Here’s How Airlines Can Benefit from Shorter Taxi Times

By Jean Luc Devisscher
11th January, 2022

With continued losses due to COVID-19 and kerosene prices skyrocketing, airlines and airports are looking for ways to substantially reduce energy wastage. At the same time, aviation stakeholders are trying to reduce noise and air pollution.

There are many solutions to ensure that airplanes do not lose time once they have landed. These solutions often focus on getting aircraft to their designated gates using the shortest route. However, there is much more that needs to happen after a plane lands and while it is being prepared for departure.

The process described above requires a lot of streamlining at the airport but is only part of the equation. All aviation stakeholders need to be aligned, helping them focus on better collaboration. For example, when a plane arrives at the gate, ground handling services should be ready to unload & prepare the aircraft for the next flight.

The biggest problem, however, lies in the fact that airports often do not have a unified view on operations to recognize where time and resources are being lost. Airport stakeholders have their own data & siloed systems. This means that airlines, airports, ground handlers and all other stakeholders stick to their own objectives and evaluate their own performance. Their data is often never shared (with other stakeholders) which means that airports have a ton of useful data available but are not using it.

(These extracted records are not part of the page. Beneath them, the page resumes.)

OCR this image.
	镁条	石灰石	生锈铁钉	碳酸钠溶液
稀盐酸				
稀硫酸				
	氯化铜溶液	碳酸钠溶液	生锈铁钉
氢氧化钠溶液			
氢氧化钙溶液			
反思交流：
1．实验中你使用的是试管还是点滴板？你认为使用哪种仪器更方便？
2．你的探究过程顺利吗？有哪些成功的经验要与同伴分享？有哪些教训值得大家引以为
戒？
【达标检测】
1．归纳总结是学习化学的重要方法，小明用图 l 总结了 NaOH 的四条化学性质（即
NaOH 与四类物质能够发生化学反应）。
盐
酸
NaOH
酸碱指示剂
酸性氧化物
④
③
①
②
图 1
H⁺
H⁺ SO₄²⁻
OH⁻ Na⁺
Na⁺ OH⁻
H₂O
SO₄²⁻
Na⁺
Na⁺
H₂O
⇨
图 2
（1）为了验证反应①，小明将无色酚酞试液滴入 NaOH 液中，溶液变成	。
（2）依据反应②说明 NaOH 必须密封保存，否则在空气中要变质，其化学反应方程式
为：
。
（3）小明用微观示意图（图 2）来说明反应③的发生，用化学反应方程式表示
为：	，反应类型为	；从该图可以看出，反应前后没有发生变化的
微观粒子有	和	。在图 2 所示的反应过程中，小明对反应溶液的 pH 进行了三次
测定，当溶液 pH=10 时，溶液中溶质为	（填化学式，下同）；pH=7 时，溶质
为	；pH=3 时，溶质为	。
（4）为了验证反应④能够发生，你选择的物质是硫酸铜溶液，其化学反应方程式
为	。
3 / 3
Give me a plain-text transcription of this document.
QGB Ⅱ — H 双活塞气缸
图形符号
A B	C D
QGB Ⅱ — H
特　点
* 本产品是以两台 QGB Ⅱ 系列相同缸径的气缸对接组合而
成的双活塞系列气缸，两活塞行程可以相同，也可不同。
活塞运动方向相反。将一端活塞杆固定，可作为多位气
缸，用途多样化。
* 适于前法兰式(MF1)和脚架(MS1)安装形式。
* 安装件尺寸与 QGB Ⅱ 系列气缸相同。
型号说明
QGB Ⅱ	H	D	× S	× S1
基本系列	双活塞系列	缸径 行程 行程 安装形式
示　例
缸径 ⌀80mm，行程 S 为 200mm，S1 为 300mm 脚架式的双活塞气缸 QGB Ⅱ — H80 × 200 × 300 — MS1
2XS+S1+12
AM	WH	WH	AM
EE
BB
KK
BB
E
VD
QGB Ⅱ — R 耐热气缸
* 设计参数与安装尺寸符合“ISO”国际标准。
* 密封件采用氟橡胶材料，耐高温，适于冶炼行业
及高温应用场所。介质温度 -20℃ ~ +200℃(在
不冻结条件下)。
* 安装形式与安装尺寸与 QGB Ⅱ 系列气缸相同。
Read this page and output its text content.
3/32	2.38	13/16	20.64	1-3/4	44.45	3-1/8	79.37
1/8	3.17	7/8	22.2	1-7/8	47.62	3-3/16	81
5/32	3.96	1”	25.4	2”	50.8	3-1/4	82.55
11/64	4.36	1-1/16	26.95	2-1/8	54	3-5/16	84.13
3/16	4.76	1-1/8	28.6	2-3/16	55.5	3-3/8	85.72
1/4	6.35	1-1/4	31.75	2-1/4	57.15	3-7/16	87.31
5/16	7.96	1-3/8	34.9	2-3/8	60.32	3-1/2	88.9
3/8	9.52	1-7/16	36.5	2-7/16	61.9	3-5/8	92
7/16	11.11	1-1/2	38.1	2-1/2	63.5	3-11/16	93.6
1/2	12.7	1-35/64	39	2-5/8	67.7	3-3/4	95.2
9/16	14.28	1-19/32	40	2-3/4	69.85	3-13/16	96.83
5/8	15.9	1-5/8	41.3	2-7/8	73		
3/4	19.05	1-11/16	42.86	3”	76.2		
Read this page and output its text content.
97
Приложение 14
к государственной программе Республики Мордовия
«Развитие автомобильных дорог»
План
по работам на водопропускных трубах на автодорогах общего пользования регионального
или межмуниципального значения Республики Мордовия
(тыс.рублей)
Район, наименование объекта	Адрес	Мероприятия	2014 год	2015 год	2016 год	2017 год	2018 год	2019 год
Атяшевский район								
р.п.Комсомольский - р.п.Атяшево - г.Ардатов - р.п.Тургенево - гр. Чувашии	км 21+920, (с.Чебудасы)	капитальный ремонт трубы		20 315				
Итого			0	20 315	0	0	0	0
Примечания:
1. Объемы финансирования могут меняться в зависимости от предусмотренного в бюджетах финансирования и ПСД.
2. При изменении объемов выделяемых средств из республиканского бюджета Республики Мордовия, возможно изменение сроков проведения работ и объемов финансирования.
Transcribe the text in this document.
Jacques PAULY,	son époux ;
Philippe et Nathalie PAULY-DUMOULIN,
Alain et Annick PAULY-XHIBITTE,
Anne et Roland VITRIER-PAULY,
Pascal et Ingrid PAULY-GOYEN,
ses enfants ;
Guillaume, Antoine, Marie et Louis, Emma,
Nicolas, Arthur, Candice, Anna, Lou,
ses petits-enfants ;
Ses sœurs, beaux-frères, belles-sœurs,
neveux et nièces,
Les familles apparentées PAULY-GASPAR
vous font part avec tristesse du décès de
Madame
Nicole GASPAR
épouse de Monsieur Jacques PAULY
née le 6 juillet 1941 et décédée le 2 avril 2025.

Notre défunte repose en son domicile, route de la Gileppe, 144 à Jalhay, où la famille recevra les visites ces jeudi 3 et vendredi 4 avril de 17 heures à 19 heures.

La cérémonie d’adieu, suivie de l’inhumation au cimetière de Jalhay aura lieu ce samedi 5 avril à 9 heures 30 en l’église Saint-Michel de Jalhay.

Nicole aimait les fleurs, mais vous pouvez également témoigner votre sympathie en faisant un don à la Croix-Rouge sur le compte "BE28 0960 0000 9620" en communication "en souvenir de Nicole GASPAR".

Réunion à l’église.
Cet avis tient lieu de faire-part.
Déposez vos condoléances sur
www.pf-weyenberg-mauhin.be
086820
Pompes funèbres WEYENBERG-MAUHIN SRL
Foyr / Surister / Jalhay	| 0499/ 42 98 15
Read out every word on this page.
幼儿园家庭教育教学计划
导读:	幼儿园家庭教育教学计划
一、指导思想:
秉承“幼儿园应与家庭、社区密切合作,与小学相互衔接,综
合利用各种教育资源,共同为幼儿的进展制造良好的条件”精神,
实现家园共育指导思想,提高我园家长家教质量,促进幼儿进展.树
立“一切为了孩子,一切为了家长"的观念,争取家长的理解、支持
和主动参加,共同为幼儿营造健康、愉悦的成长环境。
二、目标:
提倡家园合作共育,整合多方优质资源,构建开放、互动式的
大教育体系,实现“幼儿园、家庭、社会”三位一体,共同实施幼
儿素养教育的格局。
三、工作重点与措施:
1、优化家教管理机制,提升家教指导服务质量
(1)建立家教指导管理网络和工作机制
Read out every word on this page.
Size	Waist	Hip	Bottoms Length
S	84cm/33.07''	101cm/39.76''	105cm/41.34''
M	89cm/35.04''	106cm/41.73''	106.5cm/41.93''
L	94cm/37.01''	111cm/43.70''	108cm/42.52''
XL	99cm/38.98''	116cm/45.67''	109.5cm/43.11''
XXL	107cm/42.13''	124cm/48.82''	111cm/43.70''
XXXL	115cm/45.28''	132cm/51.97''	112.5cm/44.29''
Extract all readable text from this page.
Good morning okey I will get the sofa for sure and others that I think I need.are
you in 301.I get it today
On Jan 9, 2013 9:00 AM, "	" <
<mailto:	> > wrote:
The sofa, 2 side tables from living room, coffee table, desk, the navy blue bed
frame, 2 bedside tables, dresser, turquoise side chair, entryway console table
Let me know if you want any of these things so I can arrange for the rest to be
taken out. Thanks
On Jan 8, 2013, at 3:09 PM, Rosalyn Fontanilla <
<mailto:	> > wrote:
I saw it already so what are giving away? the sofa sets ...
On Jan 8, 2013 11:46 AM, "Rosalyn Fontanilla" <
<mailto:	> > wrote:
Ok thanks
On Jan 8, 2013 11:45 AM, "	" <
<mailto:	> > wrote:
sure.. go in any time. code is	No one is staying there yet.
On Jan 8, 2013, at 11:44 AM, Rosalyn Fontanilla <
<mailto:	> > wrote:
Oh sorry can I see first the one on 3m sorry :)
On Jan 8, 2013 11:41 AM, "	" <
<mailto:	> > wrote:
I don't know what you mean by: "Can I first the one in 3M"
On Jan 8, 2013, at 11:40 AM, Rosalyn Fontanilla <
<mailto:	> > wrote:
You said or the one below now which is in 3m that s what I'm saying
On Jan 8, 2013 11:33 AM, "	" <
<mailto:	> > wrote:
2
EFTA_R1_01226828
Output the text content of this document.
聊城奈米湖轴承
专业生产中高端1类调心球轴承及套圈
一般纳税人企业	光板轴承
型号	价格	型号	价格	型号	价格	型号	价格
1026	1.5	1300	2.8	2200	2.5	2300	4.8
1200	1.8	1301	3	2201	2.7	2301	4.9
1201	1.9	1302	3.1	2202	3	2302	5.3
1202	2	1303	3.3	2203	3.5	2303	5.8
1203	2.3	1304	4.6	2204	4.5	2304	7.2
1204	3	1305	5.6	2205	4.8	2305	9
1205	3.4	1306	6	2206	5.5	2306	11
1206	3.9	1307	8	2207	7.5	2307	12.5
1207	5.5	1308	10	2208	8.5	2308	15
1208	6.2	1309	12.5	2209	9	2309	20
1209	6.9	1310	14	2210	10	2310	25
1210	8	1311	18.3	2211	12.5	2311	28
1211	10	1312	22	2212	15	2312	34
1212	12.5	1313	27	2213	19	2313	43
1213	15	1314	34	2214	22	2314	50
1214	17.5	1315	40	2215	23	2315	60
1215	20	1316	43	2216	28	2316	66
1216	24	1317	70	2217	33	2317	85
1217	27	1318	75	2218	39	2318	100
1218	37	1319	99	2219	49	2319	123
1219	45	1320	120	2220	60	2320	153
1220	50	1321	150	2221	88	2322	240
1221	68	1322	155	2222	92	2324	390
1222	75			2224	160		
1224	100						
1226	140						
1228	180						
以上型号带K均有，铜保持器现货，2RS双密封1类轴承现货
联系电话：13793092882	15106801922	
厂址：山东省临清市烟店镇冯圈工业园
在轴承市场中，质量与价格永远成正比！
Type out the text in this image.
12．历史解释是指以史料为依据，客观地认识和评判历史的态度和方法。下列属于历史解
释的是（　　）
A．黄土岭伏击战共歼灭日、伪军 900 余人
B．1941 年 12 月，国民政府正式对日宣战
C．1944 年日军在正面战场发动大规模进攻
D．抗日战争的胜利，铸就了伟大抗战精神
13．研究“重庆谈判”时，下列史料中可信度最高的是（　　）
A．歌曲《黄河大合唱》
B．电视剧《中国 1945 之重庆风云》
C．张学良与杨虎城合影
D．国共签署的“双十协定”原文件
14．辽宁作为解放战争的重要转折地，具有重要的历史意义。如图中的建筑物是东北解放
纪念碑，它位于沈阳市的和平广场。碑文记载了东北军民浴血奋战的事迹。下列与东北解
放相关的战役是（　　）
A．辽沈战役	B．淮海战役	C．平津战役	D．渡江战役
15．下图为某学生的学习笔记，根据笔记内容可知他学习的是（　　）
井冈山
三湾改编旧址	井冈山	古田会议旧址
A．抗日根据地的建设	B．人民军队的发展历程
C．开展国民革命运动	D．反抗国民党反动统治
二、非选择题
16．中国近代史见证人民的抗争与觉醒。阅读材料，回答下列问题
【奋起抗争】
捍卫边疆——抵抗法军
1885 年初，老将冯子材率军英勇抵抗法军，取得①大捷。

In the meantime, airlines take their own measures to understand where they can substantially save time and fuel. They focus on efficiency improvement to facilitate the achievement of shorter taxi times to the gate and the runway. This method works well in an environment where airlines control the full process: they own the gates & terminals and manage their own ground handling (as is the case in the US). However, this does not work in an environment where more stakeholders need to be considered.

To create more efficiency, stakeholders need to share data and have common processes in place. They need to have a designated official overseeing operations. They also need to share relevant data and data inputs in a timely manner to create full visibility on airport operations.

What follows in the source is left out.